Erste Absage seit 1978
Nach einer Verschiebung war das Kultrennen über 3,86 Kilometer Schwimmen, 180,2 Kilometer Radfahren und 42,2 Kilometer Laufen vom 10. Oktober für den 6. Februar 2021 neu angesetzt worden. Nun wurde die Absage mitgeteilt. Seit der Premiere des Rennens auf Hawaii 1978 ist es das erste Mal. Auch die WM 2020 über die halbe Ironman-Distanz wird nicht stattfinden. „Es ist hart, diese Entscheidung im Juli zu treffen, aber das bringt die notwendige Klarheit für Athleten, Gastgeber und Partner“, betonte Messick.
Ein Problem waren auch die Qualifikationskriterien. Durch die globale Ausbreitung des Coronavirus fanden in diesem Jahr noch keine Ironman-Rennen statt, zuletzt wurde auch der zunächst in den September verschobene Ironman Hamburg abgesagt, die EM in Frankfurt gab und gibt es in diesem Jahr auch nicht. „Man weiß gar nicht, wer bei der WM hätte starten sollen“, sagte Kienle der dpa.

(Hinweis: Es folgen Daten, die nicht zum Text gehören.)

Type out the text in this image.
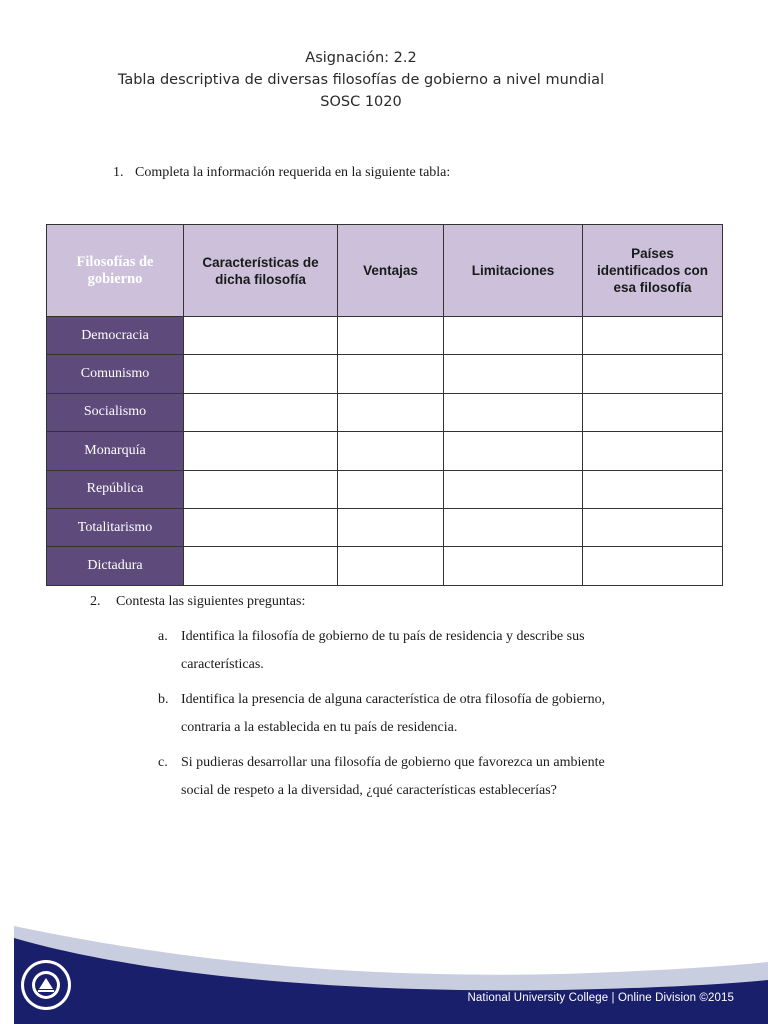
Asignación: 2.2
Tabla descriptiva de diversas filosofías de gobierno a nivel mundial
SOSC 1020
1. Completa la información requerida en la siguiente tabla:
Filosofías de gobierno	Características de dicha filosofía	Ventajas	Limitaciones	Países identificados con esa filosofía
Democracia				
Comunismo				
Socialismo				
Monarquía				
República				
Totalitarismo				
Dictadura				
2. Contesta las siguientes preguntas:
a. Identifica la filosofía de gobierno de tu país de residencia y describe sus características.
b. Identifica la presencia de alguna característica de otra filosofía de gobierno, contraria a la establecida en tu país de residencia.
c. Si pudieras desarrollar una filosofía de gobierno que favorezca un ambiente social de respeto a la diversidad, ¿qué características establecerías?
National University College | Online Division ©2015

Dennoch hatten sowohl Frodeno & Co als auch Lehrieder die Trainingspläne bereits nachjustiert und mit der Vorbereitung auf den Höhepunkt und Klassiker im Triathlon Anfang kommenden Jahres begonnen. „Ich bin richtig fit und könnte in sechs Wochen in einen Wettkampf gehen“, sagte Carolin Lehrieder. Da einzelne Herbst-Rennen in Europa noch nicht abgesagt sind, trainiere sie voraussichtlich bis September weiter – „wenn auch sicherlich nicht mehr mit der ganz großen Motivation und Spannung“ –, gehe dann wie in einer normalen Saison in die Pause und nehme im November die Vorbereitung für 2021 wieder auf. In der Hoffnung, dass der Ironman dann im Oktober stattfinden kann. Ihre Qualifikation, die sich die Würzburgerin mit ihrem Sieg beim Ironman Italy im September 2019 erstmals in ihrer Profikarriere gesichert hatte, hat weiter Bestand.
Ob sie jemals ans Aufhören gedacht habe, als „die Enttäuschung von Rennabsage zu Rennabsage wuchs“? „Überhaupt nicht“, versicherte Lehrieder: „Jetzt hab ich einmal diesen Traum erreicht, da will ich ihn mir auch erfüllen.“ Die für den SV Würzburg 05 startende Triathletin räumte ein: „Scheiße ist es schon, wie alles gelaufen ist. Ich war so gut drauf und hab vor Selbstvertrauen gestrotzt, nachdem ich seit letztem Jahr auf einer Welle geritten bin. Die ist jetzt erst mal gebrochen.“ Aber die 31-Jährige sagte auch: „Wir sind alle in der gleichen Situation. Jeder muss für sich seinen inneren Weg finden, um damit umzugehen.“
Carolin Lehrieder überlegt, sich statt Hawaii etwas zu gönnen, wovon sie auch schon lange geträumt, aber wofür sie bisher nie Zeit hatte: eine Trans-Alp-Tour mit dem Rad.